Él se recostó a la encimera mirándola sin decir nada. Ana no tenía más rutina de belleza que el lavarse la cara con un jabón suave y luego aplicarse una crema. No usaba mascarillas nocturnas, ni se ponía objetos extraños en el pelo, ni tardaba mucho en desmaquillarse, pues ni siquiera usaba maquillaje.
—Fuiste, Carlos? —insistió ella. Como saliendo de un sueño, él contestó.
—Sí, fui.
—Está bien? —Carlos frunció el ceño. Cuando había entrado a la habitación, encontrándola oscura, le pareció que su madre estaba más deprimida que enferma. Tenía la voz nasal, como si hubiese estado llorando, y cuando se le acercó lo suficiente, ella lo había abrazado fuertemente, diciéndole lo mucho que lo amaba. Siempre se había sentido mal por eso; pensaba que no era justo que él obtuviera todo el amor de su madre mientras su hermano sólo recibía migajas. Pero bueno, era su madre.
—La verdad es que no lo sé. No tenía temperatura alta, y no me supo decir en verdad qué le dolía. Me preocupa que sea algo que un médico normal no pueda tratar —Ana lo miró fijamente.
—Ella no está loca, Carlos.
—No digo que lo esté. Y espero que no sea así... Pero madre siempre ha tenido un comportamiento extraño... no te lo sé explicar... Digamos que no creo conocerla bien.
—No me hables de eso. Yo sí que desconozco a mi madre... no todas son amor y ternura. Mira también a la de Ángela—. Carlos sonrió.
—Sí, tienes razón... Quién de nosotros fue afortunado por tener una buena madre?
—Eloísa —contestó Ana de inmediato—. La señora Beatriz es un ángel.
—De verdad? Me encantaría conocerla. Paloma, la madre de Mateo, también era una gran mujer. Adoraba a sus hijos... pero murió tan joven...
—Qué injusta es la vida, verdad?
—Sí...
—Si pudiera pedir algo... sería vivir lo suficiente como para enseñarle a mis hijos qué caminos es mejor andar.
—Serías una mamá bastante estricta —sonrió él pegándose a ella, que había terminado de aplicarse su crema facial.
—Por supuesto, pero nunca los asfixiaría... tú estarías allí para impedirlo.
—Ah, ya estás imaginando que yo seré el papá flexible mientras tú la mamá regañona? —ella rió y lo rodeó con sus brazos—. Cuando todo esto pase, quiero casarme contigo, Ana—. Ella miró sus labios, al principio sin decir nada, pero luego de unos segundos dijo:
—Sí.
—Sí?
—Sí. Pero primero debo irme de aquí.
—Qué? —preguntó él, sintiendo cómo la burbuja estallaba.

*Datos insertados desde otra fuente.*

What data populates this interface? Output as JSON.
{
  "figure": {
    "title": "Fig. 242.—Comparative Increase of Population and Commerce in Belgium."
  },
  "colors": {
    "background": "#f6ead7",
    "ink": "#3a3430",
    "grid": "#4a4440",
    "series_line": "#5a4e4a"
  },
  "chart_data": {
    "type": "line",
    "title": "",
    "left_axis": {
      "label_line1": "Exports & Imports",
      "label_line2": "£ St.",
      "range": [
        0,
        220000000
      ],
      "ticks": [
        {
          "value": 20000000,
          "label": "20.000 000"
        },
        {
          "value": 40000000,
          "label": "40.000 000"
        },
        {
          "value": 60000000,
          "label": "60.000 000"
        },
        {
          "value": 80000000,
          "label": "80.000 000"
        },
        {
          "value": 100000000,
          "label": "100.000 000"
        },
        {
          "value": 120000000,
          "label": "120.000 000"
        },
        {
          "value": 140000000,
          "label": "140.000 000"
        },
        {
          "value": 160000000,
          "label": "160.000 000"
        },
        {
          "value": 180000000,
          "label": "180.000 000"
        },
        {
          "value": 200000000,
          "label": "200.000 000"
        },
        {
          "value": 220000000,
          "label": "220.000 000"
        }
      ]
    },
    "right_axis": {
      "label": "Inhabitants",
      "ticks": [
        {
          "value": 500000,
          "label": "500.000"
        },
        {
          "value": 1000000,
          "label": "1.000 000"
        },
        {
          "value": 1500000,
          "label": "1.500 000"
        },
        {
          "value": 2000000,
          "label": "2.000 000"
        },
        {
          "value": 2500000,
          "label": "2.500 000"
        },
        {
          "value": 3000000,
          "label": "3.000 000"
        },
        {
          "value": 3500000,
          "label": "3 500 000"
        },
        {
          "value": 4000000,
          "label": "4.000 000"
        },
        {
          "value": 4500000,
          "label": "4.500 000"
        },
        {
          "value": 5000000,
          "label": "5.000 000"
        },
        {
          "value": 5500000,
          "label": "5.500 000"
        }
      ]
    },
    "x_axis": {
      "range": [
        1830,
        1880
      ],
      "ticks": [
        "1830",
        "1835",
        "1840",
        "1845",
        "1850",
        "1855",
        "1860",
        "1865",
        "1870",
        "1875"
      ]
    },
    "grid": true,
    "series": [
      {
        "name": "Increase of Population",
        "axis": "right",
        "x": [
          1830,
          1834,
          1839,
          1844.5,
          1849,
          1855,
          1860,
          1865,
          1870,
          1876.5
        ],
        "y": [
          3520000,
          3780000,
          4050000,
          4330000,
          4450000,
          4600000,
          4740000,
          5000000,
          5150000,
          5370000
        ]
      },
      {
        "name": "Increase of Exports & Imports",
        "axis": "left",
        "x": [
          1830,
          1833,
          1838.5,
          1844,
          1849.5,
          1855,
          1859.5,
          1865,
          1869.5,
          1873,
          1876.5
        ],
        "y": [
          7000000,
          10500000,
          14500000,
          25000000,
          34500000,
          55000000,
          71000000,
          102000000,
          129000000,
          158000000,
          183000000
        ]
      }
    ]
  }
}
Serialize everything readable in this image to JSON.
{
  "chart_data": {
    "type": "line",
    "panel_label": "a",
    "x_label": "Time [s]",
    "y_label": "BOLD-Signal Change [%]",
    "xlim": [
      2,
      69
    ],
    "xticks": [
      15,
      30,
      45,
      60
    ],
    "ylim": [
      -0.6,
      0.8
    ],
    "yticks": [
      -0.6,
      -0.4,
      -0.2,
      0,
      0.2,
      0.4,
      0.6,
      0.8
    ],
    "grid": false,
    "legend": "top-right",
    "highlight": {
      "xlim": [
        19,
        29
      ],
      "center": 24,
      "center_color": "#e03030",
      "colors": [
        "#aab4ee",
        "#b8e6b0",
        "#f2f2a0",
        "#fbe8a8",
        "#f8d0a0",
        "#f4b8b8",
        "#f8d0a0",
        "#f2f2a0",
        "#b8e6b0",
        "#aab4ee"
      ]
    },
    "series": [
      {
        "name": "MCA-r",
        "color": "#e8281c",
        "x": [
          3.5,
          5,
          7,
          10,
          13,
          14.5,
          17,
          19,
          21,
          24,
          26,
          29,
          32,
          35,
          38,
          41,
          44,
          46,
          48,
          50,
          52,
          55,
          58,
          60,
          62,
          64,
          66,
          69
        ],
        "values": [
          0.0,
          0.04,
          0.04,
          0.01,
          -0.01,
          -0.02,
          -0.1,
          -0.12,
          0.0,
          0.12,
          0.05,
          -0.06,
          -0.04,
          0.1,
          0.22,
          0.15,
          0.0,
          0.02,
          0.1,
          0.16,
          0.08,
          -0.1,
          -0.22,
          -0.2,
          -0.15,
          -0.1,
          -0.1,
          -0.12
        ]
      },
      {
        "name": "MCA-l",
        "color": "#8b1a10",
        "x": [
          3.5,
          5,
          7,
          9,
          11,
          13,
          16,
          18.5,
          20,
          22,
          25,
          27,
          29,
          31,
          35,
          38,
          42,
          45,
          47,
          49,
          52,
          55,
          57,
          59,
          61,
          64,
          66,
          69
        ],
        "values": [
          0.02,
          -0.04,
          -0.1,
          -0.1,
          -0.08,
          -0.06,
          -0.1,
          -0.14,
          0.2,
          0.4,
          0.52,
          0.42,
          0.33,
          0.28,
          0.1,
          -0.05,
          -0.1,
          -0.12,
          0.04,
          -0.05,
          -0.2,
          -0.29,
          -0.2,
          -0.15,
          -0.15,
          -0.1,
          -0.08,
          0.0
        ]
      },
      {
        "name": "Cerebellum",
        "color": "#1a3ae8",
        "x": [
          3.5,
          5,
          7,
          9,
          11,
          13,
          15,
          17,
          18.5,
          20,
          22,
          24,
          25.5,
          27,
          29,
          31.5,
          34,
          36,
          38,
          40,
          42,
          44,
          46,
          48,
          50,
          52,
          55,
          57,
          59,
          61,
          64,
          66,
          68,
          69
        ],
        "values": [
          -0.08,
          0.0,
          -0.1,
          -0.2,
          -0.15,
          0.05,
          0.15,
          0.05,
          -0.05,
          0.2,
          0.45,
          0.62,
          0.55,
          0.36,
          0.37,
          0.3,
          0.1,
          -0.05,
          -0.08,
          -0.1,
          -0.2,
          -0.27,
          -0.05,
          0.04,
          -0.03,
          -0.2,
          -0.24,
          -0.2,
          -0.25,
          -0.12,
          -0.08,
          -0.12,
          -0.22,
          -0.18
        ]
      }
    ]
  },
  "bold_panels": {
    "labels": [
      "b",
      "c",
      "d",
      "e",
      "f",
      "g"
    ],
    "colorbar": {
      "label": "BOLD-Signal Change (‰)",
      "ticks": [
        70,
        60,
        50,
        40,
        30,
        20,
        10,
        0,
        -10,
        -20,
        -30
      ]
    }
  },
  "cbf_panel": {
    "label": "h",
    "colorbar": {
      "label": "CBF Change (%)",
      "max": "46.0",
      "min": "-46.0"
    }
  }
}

—No es correcto que viva aquí... Ya Sebastián está bien.
—Pero no están seguros, ni a salvo.
—Te permitiré que cuides de nosotros hasta el mismo día de la boda, pero no en la misma casa. Carlos... por favor.
—Estamos en una sociedad moderna, Ana. Las parejas, a menudo, viven juntas antes de casarse—. Ella cerró sus ojos negando.
—No es eso lo que quiero que mis hermanos aprendan. Yo quiero que ellos valoren el amor, el matrimonio.
—Pero Ana...
—Tuvimos ya un muy mal ejemplo con papá y mamá... Por favor.
—Pero yo estoy tan feliz contigo aquí...
—Y volveré cuando nos casemos, te lo prometo.
—Oh, Dios... —pero a pesar de que Carlos casi suplicó, Ana se mantuvo firme en su postura, y al final, decidieron que se mudarían de casa en cuanto encontraran una lo suficientemente cerca, amplia y segura para ellos. Ana no se iba a poner orgullosa y a elegir una que pudiera pagar con su dinero, la seguridad de sus hermanos estaba por encima de eso, y ya se había salido con la suya permitiendo que él la dejara irse.
Quería entrar a su vida por la puerta grande. No quería que nadie cuchicheara a su alrededor diciendo que ella vivía en su casa sin ser su esposa. Si bien le importaba muy poco lo que dijeran de ella, no era así cuando se trataba de él. Era su manera de cuidarlo, y él tuvo que entenderlo. No estaba feliz, para nada, pero había cedido y ella se lo agradecía inmensamente. Le prometió fijar la fecha de la boda lo más pronto posible.
—Entonces voy a tener que hacerte el amor muchas veces durante los días que te queden aquí —amenazó él, pero Ana estaba lejos de alarmarse; como si la hubiesen retado, ella lo tomó de la mano y lo llevó hasta la enorme cama, donde se entretuvieron por las siguientes horas de maneras muy diversas.